Get Ready for the Great Dissembling

By Noah Rothman
Thursday, April 03, 2025

Every several generations or so, we are drafted into a great experiment to show the extent to which Washington can reshape the economic landscape by fiat, even if that involves repealing the laws that govern the dismal science. It takes another generation for those whose hubris consigned their fellow Americans to penury to pass from the political stage, after which point fresh eyes and new political conditions allow critical retrospection on the great experiment. It’s a long and painful cycle we should hope to avoid.

For example, before it was safe and, eventually, fashionable to look askance at the New Deal and the extent to which it deepened and lengthened the Great Depression, Americans were confronted with a variety of competing rationales that purportedly explained why Americans languished in the doldrums of the 1930s.

It was a crisis fueled by the “overproduction” of the 1920s, when manufacturers and farmers were said to have created far more products than consumers could afford. There was a profound “uneven distribution of income,” too. The prosperity that typified that decade was not widely shared, exacerbating the problems of “overproduction.” Then there was all the “speculation” of the 1920s — a phenomenon illustrated by the 1929 stock market crash, which exposed the folly of overextending credit.

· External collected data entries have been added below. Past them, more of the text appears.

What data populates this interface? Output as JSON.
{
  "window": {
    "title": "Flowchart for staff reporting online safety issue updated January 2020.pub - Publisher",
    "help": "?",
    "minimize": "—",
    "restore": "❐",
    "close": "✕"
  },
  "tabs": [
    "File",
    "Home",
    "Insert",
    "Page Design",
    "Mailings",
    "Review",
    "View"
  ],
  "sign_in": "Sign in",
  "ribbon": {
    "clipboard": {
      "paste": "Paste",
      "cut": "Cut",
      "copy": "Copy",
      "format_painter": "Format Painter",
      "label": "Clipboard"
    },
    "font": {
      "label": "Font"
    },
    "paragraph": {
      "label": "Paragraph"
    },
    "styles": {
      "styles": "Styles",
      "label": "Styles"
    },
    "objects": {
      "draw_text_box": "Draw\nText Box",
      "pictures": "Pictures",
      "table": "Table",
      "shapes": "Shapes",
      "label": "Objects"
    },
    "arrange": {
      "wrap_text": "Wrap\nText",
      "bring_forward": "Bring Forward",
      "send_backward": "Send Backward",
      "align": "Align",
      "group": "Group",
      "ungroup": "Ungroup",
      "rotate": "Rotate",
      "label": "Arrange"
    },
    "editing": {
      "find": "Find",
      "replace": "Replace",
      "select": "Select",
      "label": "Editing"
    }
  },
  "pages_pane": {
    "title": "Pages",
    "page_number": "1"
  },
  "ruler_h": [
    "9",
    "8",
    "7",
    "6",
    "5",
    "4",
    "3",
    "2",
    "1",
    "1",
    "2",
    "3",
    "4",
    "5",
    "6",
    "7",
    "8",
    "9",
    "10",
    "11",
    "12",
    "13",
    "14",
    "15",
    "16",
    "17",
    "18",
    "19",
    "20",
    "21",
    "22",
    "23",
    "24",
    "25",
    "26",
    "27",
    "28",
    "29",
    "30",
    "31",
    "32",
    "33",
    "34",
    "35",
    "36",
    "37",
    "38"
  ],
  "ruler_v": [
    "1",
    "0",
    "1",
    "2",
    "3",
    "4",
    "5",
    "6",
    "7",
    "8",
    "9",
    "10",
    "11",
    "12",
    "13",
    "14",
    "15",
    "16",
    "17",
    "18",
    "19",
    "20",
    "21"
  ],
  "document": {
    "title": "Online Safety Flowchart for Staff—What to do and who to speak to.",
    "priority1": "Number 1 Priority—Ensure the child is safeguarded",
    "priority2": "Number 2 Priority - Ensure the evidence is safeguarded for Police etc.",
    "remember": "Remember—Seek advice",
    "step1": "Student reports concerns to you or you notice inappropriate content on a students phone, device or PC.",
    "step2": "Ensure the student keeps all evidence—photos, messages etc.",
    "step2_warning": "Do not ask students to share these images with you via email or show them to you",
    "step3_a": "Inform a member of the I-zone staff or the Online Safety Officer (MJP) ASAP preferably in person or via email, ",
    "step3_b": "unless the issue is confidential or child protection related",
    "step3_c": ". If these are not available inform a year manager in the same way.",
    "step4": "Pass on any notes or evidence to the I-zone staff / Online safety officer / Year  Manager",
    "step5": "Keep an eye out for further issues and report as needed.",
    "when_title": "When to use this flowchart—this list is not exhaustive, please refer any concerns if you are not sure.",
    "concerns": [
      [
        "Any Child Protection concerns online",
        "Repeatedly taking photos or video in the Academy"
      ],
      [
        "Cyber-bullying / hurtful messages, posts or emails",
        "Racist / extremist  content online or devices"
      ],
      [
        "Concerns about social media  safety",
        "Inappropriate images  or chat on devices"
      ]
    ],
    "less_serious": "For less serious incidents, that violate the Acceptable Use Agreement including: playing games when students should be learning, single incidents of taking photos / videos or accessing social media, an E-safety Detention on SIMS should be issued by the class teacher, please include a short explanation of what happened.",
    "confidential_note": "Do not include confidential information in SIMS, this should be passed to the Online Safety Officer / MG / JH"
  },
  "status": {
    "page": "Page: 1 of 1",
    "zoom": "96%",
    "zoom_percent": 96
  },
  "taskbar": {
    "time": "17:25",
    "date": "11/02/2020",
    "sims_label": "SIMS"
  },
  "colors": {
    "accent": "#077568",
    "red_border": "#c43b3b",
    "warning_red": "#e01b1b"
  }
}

But that’s not all. There was also the “maladjustment in gold distribution,” which describes the Federal Reserve’s policy of sequestering and “sterilizing” gold inflows to the country to insulate the country against gold-backed price hikes. By the time John Maynard Keynes published his General Theory of Employment, Interest and Money, some new explanations for the Great Depression had secured a place in the national consciousness. Among them, the claim that the 1920s was defined by “inadequate investment” by public sector entities and “over-saving” among their private counterparts.

This tortured exercise was made possible by virtue of the fact that, as one 1959 documentary observed, “The basic causes of the crisis remained stubbornly obscure even to the business leaders” tasked by Washington with getting their hands around it. And yet, the idea that motivated those who retailed these myriad overlapping explanations for the Depression was clear. As Keynes biographer Robert Skidelsky put it, “The state is wise, and the market is stupid.”

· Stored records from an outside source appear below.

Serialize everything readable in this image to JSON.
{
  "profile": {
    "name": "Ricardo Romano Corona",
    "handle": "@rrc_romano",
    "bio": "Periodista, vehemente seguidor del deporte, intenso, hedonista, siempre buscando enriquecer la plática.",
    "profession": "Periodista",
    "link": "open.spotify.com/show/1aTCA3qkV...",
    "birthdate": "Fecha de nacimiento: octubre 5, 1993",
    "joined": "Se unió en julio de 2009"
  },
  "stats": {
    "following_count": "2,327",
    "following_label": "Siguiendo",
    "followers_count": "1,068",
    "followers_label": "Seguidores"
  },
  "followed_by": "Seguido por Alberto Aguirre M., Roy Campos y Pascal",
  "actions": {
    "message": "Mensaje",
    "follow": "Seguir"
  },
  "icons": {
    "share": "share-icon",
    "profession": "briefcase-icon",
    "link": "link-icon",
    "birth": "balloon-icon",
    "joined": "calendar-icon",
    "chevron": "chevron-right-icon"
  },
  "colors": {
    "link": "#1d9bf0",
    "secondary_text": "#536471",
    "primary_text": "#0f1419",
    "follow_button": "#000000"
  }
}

It cannot be that the state lacked what Walter Lippmann assumed the government could command: A “body of knowledge that has been organized for [our] apprehension” assembled with the “highest of scientific virtues” in mind. Few dared acknowledge the imperfect information environment in which public officials languished or the observable fact that public interests are susceptible to capture by special interests. The planners had to be right. What would become of the plan if they were wrong?

This decades-long exercise in butt covering is worth remembering today as we prepare to confront yet another mulish effort by policymakers in Washington to remake the world economy in their own images. There will be many competing explanations for this project’s failure, the value of which will be in their ability to redirect angry voters’ attention away from the true sources of their anguish. We should expect it.